After 20 years with a firm that has 200 employees and a $25 million budget, he now runs one of the state’s largest departments, featuring 3,200 employees and an annual budget of about $1.3 billion.

While it’s a leap for him, the budget is not enough to cover all of the constituents’ wishes.

“We deal with a variety of climate changes within the state of Alaska and the sheer building of our projects makes us unique from other states,” he said. “Up north we are building over permafrost; in the Southeast, we are building over rock and timber; in Anchorage we have poor soil conditions.

“We have significant travel, say, from here to Fairbanks but we don’t have a significant gas tax [eight cents per gallon],” he said. “We can’t tax ourselves enough to cover all of our expenses because we don’t have that many people traveling.”

For now, von Scheben said, priorities revolve around Palin’s bond proposal and preparing the state’s roads for supporting construction of a natural gas pipeline.

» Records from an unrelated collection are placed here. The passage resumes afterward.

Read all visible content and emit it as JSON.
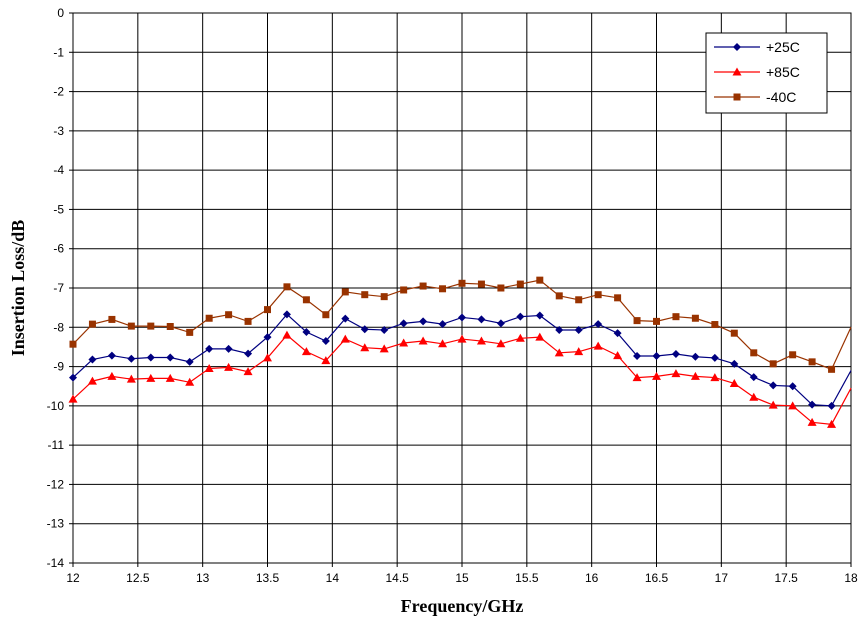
{
  "chart_data": {
    "type": "line",
    "title": "",
    "xlabel": "Frequency/GHz",
    "ylabel": "Insertion Loss/dB",
    "xlim": [
      12,
      18
    ],
    "ylim": [
      -14,
      0
    ],
    "x_ticks": [
      "12",
      "12.5",
      "13",
      "13.5",
      "14",
      "14.5",
      "15",
      "15.5",
      "16",
      "16.5",
      "17",
      "17.5",
      "18"
    ],
    "y_ticks": [
      "0",
      "-1",
      "-2",
      "-3",
      "-4",
      "-5",
      "-6",
      "-7",
      "-8",
      "-9",
      "-10",
      "-11",
      "-12",
      "-13",
      "-14"
    ],
    "grid": true,
    "legend_position": "top-right",
    "x": [
      12.0,
      12.15,
      12.3,
      12.45,
      12.6,
      12.75,
      12.9,
      13.05,
      13.2,
      13.35,
      13.5,
      13.65,
      13.8,
      13.95,
      14.1,
      14.25,
      14.4,
      14.55,
      14.7,
      14.85,
      15.0,
      15.15,
      15.3,
      15.45,
      15.6,
      15.75,
      15.9,
      16.05,
      16.2,
      16.35,
      16.5,
      16.65,
      16.8,
      16.95,
      17.1,
      17.25,
      17.4,
      17.55,
      17.7,
      17.85,
      18.0
    ],
    "series": [
      {
        "name": "+25C",
        "color": "#000080",
        "marker": "diamond",
        "values": [
          -9.28,
          -8.82,
          -8.72,
          -8.8,
          -8.77,
          -8.77,
          -8.88,
          -8.55,
          -8.55,
          -8.67,
          -8.25,
          -7.67,
          -8.12,
          -8.35,
          -7.78,
          -8.05,
          -8.07,
          -7.9,
          -7.85,
          -7.92,
          -7.75,
          -7.8,
          -7.9,
          -7.73,
          -7.7,
          -8.07,
          -8.07,
          -7.92,
          -8.15,
          -8.73,
          -8.73,
          -8.68,
          -8.75,
          -8.78,
          -8.93,
          -9.27,
          -9.48,
          -9.5,
          -9.97,
          -10.0,
          -9.1
        ]
      },
      {
        "name": "+85C",
        "color": "#ff0000",
        "marker": "triangle",
        "values": [
          -9.83,
          -9.37,
          -9.25,
          -9.32,
          -9.3,
          -9.3,
          -9.4,
          -9.05,
          -9.02,
          -9.13,
          -8.78,
          -8.2,
          -8.62,
          -8.85,
          -8.3,
          -8.52,
          -8.55,
          -8.4,
          -8.35,
          -8.42,
          -8.3,
          -8.35,
          -8.42,
          -8.28,
          -8.25,
          -8.65,
          -8.62,
          -8.48,
          -8.72,
          -9.28,
          -9.25,
          -9.18,
          -9.25,
          -9.28,
          -9.43,
          -9.78,
          -9.98,
          -10.0,
          -10.42,
          -10.47,
          -9.55
        ]
      },
      {
        "name": "-40C",
        "color": "#993300",
        "marker": "square",
        "values": [
          -8.43,
          -7.92,
          -7.8,
          -7.97,
          -7.97,
          -7.98,
          -8.13,
          -7.77,
          -7.68,
          -7.85,
          -7.55,
          -6.97,
          -7.3,
          -7.68,
          -7.1,
          -7.17,
          -7.22,
          -7.05,
          -6.95,
          -7.02,
          -6.88,
          -6.9,
          -7.0,
          -6.9,
          -6.8,
          -7.2,
          -7.3,
          -7.17,
          -7.25,
          -7.83,
          -7.85,
          -7.73,
          -7.77,
          -7.93,
          -8.15,
          -8.65,
          -8.93,
          -8.7,
          -8.88,
          -9.07,
          -8.0
        ]
      }
    ]
  }
}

That includes addressing increasing traffic congestion in the Anchorage area; long-needed road repairs; airport maintenance; and bridge safety so the state does not face the same tragedy that befell more than a dozen who died in a Minneapolis bridge collapse.

Among projects in the transportation bond bill, the state is proposing a $14 million allocation for improvements to the Dalton Highway, which runs from north of Fairbanks to the North Slope, and is likely to be a conduit for bringing gas line supplies.

Also a priority for members of the House and Senate Transpiration Committees is the fate of the Alaska Marine Highway System, whose aging fleet and rising fuel costs are causing increasing constraints.

Lawmakers, however, say it’s more than a lifeline for the Southeast communities and the Aleutian Islands. It’s also responsible for getting people to the state’s main hubs Anchorage and Fairbanks.